Cano was a disciplined perfectionist. He would push his ensemble to get the sound he wanted and that discipline. His strict approach would earn his ensemble a Grammy for their 2008 album “Amor, Dolor y Lágrima.”
Winning a Grammy was a great achievement for not only Mariachi Los Camperos de Nati Cano but also for mariachi music and its founders.
Mariachi music dates back centuries. It is dance oriented and celebrates moments in the lives of Mexican people.
Just like other country music it differs in each region.
The mariachi music we recognize today originated in the city of Cocula in Jalisco, Mexico.

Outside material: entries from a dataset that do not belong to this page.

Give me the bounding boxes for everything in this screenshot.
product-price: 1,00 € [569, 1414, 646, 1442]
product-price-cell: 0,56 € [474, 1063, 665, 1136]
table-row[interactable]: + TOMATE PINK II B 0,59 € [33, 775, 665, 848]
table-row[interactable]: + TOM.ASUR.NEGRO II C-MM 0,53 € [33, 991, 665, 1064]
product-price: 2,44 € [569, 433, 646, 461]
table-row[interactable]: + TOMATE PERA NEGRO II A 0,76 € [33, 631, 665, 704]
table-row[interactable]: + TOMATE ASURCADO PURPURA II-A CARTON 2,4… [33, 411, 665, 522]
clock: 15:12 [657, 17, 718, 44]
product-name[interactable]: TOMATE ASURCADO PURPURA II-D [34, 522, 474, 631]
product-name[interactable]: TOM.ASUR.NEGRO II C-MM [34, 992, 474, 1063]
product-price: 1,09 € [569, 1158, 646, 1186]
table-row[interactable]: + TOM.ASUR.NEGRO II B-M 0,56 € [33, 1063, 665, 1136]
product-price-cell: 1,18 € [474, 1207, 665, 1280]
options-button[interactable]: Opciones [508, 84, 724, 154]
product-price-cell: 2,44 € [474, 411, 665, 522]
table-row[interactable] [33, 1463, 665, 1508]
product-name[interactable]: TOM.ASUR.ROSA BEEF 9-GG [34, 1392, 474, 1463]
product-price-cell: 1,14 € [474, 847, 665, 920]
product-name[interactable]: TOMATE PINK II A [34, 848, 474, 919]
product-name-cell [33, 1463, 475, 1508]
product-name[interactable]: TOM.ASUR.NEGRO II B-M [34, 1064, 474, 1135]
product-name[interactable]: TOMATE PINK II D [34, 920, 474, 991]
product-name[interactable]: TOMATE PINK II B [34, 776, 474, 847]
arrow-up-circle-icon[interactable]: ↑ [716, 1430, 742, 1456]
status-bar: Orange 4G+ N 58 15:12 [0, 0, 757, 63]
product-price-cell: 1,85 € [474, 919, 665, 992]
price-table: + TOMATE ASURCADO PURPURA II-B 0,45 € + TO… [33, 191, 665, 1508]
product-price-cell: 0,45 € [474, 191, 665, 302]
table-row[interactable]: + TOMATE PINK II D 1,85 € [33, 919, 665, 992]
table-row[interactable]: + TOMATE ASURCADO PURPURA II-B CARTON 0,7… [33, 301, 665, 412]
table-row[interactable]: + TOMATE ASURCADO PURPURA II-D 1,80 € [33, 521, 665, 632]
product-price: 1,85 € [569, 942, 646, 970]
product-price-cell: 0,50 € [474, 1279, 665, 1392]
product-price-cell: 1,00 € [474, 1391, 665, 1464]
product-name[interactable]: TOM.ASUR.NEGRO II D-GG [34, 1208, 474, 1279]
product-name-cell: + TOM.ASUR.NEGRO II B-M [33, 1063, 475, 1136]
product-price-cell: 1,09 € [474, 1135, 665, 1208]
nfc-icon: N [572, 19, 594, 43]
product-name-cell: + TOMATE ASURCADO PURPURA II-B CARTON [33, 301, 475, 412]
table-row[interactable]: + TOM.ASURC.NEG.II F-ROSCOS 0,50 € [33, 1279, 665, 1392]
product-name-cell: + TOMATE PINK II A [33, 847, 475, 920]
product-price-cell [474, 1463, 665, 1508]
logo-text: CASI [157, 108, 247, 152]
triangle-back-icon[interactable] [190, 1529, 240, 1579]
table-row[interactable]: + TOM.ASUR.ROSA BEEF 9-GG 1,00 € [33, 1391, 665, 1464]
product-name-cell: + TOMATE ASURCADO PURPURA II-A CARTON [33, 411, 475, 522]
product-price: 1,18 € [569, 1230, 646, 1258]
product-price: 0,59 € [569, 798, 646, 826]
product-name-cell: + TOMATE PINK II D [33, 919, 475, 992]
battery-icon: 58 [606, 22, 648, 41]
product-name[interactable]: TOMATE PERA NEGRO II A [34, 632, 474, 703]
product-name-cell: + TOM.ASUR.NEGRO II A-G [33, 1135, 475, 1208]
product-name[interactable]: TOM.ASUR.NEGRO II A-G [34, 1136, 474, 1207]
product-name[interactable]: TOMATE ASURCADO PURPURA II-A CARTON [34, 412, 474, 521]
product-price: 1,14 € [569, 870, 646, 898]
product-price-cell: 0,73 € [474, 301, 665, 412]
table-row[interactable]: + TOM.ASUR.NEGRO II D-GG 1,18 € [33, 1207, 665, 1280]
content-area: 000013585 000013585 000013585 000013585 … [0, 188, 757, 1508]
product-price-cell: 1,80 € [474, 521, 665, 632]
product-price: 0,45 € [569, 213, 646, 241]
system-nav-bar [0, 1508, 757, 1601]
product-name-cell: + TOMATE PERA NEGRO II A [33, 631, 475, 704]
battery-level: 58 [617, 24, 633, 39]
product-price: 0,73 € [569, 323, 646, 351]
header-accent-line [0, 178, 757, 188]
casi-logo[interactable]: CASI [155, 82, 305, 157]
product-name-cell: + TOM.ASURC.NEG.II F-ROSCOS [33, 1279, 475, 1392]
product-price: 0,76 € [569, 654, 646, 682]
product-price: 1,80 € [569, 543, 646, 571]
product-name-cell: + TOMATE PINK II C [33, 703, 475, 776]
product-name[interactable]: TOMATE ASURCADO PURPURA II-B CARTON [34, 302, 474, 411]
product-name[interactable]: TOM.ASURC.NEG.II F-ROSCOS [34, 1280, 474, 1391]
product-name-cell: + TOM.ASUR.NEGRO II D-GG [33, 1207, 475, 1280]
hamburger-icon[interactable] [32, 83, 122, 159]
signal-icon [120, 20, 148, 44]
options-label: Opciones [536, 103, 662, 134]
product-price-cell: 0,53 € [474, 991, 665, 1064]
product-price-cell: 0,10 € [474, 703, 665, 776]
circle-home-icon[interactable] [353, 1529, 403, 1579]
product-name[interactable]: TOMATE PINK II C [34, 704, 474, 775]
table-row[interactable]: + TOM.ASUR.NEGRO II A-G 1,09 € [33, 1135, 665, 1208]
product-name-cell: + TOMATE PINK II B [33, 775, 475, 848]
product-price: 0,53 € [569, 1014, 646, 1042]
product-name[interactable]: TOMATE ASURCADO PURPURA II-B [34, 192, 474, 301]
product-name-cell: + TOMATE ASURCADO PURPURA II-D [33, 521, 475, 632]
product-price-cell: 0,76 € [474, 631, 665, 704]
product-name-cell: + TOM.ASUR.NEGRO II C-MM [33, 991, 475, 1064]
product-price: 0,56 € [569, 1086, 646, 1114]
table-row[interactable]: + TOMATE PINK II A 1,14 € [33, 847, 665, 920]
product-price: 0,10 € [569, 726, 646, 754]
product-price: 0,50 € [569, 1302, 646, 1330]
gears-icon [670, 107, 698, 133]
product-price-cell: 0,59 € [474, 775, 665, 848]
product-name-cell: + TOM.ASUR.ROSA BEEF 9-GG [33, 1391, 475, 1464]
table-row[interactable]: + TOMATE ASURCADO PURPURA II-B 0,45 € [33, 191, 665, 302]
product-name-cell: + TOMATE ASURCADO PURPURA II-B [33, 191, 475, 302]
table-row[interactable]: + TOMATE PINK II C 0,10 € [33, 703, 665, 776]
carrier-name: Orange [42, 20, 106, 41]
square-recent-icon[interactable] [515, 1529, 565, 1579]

This type of Spanish theatrical orchestra consists of violins, guitars, a small five-stringed guitar known as a vihuela, an acoustic bass called a guitarrón and a harp.
The most iconic instrument of the mariachi sound, the trumpet, would not be introduced till about 1933 by the young group of players known as Mariachi Tapatío de José Marmolejo.
Mariachi music didn’t break form the local region until Gaspar Vargas and his ensemble Vargas de Tecalitlán came on to the scene in the mid 1930s. Vargas de Tecalitlán moved the mariachi sound from Jalisco to Mexico City.
Silvestre Vargas, who took over his father’s ensemble, hired a musical director Rubén Fuentes. Together they created their own musical arrangements and brought the ensemble’s sound to a wider audience.
The performance at the Haugh Performing Arts Center on April 30 paid tribute not only to Nati Cano and his ensemble but also to mariachi music and to the people of Mexico.